Janice Megaton raised her hand.
“Yes, Janice,” said Sven, “go ahead.”
“Thank you,” said Janice. “I’d like to go against the conventional thinking concerning the naming of organisations such as ours. They always tend to be intimidating which sets people against us from the outset.”
There was a murmuring of intrigued agreement from the other delegates.
“Instead of something like SPIDER or the Cabal of Horror, we should go with something light hearted that will sound ridiculous in the mouths of politicians and journalists.” said Janice. “Imagine a Prime Minister saying ‘We will fight Uncle Bobo’s Fun Farm with every resource at our disposal’ or ‘Your Pants are one of the greatest threats we face’.”
“It’s an excellent idea,” said Viktor Klaw. “I’d say though that our name be a single word.

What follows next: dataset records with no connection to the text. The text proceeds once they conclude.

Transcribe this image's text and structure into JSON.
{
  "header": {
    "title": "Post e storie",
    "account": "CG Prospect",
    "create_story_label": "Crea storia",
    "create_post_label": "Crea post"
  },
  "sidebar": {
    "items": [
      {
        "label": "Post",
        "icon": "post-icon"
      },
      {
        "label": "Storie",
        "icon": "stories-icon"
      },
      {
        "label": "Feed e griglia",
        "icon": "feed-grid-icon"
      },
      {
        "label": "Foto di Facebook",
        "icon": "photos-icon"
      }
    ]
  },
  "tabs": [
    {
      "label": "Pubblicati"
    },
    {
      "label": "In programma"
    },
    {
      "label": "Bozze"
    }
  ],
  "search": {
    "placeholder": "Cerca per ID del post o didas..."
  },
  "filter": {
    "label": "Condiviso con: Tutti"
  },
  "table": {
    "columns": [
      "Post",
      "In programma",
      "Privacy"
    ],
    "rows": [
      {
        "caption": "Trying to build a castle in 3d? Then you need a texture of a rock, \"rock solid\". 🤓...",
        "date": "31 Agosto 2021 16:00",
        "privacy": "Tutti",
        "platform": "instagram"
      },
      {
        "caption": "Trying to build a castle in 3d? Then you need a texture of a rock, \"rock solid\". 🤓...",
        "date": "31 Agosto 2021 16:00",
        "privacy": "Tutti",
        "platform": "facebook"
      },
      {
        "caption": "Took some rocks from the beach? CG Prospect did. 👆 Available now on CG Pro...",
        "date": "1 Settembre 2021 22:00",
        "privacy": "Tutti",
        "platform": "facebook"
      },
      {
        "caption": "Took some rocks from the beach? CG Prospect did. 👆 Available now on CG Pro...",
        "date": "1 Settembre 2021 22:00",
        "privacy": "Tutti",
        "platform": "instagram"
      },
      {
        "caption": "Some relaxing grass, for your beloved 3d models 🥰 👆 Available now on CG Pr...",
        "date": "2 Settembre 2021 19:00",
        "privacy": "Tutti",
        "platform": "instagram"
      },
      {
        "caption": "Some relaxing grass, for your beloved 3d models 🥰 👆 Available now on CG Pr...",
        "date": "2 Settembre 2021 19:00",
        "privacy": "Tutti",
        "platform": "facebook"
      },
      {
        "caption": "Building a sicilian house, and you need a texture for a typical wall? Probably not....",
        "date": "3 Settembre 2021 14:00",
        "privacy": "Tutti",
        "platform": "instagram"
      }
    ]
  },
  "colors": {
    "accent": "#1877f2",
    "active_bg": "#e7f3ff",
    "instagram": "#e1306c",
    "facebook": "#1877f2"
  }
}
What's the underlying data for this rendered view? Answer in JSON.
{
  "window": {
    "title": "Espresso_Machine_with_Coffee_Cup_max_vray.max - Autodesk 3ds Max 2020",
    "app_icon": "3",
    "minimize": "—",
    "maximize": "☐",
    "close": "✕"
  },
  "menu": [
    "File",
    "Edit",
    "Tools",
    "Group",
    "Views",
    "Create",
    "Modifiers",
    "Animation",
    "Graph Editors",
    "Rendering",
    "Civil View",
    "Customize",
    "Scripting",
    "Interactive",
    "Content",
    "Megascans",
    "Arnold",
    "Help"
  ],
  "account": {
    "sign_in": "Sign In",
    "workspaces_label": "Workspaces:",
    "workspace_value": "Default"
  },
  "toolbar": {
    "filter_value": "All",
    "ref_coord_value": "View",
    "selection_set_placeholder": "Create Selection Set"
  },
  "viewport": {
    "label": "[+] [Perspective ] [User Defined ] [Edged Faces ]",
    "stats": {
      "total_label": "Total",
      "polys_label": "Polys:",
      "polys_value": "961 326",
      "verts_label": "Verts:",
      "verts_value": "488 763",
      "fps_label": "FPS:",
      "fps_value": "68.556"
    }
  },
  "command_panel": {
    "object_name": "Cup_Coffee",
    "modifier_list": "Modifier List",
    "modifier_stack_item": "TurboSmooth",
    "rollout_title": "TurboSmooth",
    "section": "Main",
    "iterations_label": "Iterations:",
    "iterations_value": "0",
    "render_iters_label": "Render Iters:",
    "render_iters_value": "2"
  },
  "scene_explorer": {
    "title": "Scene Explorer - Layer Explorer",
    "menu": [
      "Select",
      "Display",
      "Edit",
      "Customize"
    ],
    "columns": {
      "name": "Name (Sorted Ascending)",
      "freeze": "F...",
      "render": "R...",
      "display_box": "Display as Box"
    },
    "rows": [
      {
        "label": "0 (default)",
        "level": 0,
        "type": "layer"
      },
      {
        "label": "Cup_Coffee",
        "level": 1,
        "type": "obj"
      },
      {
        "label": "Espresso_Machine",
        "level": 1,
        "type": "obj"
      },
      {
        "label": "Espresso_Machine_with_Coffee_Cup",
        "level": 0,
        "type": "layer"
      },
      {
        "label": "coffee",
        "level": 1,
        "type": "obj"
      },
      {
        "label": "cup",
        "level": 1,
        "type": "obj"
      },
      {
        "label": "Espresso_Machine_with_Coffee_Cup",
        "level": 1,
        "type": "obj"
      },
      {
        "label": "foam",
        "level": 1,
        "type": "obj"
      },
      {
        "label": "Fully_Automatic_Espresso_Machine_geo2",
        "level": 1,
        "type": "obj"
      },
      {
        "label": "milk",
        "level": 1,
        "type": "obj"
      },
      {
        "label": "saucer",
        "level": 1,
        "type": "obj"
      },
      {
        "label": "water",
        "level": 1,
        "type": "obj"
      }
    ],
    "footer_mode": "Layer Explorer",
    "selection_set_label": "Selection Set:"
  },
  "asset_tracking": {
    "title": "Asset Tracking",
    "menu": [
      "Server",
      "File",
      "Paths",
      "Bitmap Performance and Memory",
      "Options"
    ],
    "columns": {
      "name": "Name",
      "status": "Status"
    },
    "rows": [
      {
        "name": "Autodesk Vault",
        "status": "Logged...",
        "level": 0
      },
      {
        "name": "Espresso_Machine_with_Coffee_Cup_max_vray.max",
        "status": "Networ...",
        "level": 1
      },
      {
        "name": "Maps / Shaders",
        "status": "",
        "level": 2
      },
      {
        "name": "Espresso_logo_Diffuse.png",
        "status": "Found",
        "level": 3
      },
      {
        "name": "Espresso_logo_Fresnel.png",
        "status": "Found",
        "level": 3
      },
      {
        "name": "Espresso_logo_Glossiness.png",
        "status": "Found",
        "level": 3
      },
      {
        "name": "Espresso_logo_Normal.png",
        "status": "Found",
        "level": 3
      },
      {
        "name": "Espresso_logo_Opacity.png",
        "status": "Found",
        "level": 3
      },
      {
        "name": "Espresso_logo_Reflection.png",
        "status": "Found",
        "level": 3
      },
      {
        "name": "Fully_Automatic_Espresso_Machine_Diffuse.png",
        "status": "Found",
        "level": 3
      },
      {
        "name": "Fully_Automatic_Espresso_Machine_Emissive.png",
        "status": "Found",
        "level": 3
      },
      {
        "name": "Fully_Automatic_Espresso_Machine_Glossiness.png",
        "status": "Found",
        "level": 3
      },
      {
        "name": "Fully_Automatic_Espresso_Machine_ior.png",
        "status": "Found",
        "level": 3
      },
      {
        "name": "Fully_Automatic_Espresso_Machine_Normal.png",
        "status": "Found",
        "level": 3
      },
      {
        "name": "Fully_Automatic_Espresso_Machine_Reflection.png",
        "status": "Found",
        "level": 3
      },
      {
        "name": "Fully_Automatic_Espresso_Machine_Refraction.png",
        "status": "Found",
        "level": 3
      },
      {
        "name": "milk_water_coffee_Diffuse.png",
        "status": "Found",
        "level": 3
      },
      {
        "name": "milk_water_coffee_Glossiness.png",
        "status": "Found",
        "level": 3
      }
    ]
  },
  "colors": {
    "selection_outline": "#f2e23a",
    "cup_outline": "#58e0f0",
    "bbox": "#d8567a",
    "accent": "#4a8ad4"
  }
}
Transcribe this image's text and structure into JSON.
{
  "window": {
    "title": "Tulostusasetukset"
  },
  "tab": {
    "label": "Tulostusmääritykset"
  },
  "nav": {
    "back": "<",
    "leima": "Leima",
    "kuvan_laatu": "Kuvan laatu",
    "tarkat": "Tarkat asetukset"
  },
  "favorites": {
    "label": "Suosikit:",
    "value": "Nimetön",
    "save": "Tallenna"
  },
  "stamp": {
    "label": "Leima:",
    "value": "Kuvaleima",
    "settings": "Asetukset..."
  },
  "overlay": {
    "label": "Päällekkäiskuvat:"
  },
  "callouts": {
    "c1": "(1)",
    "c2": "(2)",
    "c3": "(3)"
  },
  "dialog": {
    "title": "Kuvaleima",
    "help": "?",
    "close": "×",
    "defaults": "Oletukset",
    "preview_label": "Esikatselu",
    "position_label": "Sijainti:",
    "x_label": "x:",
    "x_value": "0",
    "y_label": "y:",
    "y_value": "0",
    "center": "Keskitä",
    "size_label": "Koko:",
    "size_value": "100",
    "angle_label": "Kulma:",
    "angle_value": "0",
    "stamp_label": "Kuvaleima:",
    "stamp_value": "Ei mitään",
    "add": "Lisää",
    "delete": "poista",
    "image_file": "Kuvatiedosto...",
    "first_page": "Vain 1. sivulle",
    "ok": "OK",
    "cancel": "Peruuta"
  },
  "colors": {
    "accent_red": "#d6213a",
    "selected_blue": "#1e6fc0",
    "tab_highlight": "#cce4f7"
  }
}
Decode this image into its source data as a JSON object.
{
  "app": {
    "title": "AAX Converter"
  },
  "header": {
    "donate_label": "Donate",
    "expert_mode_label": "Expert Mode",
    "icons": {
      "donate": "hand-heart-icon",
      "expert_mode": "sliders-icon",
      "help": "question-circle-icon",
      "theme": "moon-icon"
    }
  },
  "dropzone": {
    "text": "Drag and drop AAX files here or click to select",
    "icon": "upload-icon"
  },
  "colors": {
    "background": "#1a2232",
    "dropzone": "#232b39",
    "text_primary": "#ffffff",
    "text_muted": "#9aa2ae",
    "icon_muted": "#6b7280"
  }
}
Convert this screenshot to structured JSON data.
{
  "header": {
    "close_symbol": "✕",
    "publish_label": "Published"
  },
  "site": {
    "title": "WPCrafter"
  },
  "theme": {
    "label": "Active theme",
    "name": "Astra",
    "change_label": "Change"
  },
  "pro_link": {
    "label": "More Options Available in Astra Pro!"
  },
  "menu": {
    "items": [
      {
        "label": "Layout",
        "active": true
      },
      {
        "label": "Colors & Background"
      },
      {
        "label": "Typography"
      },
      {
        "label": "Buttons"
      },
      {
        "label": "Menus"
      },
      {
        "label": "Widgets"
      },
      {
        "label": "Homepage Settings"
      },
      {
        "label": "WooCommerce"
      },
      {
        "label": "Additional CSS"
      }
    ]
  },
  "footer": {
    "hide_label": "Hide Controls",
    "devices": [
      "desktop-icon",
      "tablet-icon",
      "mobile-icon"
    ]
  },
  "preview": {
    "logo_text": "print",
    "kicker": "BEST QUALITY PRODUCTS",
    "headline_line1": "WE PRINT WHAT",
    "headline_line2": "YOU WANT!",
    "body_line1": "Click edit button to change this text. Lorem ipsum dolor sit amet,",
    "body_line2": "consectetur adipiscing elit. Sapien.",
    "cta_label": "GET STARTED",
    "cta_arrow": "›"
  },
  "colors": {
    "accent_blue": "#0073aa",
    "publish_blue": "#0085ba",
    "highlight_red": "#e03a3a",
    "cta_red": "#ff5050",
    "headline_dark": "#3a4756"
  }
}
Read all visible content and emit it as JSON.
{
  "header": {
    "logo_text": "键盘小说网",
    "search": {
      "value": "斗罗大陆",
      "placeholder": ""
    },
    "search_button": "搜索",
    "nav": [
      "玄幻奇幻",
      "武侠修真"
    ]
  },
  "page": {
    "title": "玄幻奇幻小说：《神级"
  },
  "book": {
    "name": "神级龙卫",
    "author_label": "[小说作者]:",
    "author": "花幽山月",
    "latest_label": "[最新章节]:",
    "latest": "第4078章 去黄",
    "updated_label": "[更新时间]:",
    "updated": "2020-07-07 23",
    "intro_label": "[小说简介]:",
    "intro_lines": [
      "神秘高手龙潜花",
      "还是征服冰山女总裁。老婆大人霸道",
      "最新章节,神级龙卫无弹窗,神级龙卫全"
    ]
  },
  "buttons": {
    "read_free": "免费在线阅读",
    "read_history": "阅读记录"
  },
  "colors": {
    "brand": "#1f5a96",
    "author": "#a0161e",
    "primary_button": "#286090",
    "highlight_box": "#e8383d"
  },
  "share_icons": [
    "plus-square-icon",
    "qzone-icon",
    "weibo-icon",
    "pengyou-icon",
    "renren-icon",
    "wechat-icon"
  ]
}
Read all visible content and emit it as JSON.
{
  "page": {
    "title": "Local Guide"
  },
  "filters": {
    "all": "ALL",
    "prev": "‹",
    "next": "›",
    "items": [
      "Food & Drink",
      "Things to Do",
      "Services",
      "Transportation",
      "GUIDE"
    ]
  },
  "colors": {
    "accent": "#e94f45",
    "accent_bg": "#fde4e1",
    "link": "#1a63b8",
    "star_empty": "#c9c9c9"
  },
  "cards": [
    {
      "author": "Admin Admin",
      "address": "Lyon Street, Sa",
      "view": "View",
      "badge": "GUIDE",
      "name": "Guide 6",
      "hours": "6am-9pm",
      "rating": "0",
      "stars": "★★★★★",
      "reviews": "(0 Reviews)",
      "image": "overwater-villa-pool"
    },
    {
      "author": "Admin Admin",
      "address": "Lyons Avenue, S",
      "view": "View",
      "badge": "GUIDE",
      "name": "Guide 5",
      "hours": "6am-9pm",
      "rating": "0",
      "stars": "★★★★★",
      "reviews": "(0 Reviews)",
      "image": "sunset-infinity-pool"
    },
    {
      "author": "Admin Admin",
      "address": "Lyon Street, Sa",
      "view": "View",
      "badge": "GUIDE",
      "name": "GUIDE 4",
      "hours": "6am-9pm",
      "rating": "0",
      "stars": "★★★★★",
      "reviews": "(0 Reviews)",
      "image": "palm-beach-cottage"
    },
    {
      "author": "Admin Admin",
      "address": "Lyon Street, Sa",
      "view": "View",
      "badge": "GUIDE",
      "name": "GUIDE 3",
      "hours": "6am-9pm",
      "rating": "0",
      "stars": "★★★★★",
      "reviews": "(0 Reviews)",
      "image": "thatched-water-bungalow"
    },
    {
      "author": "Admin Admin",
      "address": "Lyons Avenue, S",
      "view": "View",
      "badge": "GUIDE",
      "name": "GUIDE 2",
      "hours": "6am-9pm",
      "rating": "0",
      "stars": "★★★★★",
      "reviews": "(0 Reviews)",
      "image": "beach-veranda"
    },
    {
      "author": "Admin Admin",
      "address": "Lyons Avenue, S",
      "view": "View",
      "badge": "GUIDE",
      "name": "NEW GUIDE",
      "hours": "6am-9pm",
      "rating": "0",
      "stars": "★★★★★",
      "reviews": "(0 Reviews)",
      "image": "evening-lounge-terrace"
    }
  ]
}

To avoid embarrassment, world leaders and the media would simply refer to Uncle Bobo’s Fun Farm as UBFF and Your Pants as YP.”
“URANUS,” said Sir Ronald Treachery. “‘We will not stand for the atrocities committed by URANUS.’”
“How about DOGSHIT?” said Archbishop Savage, the Clergyman of Chaos, “‘The President today promised to stamp hard on DOGSHIT.’ That way we could also raise awareness of the blight on our pavements.”
Nobody spoke. Somebody coughed.
“Got it,” said Janice, at last. “LOVE. Imagine it. ‘The government promises to fight LOVE at both home and abroad.’ ‘LOVE has no place in a civilised society, said the Prime Minister.’ ‘LOVE represents a twisted ideology that will never win, writes Johnny Pundit.’”
“And it could stand for League of Violent Extremists as well,” said Viktor.
“Well, I think we’ve heard enough,” said Sven. “Let’s put it to the vote. Who agrees we should be called LOVE?”
Every hand in the room was raised.
“Excellent,” said Sven, crossing out Item One on his agenda. “I think we can take an early coffee break.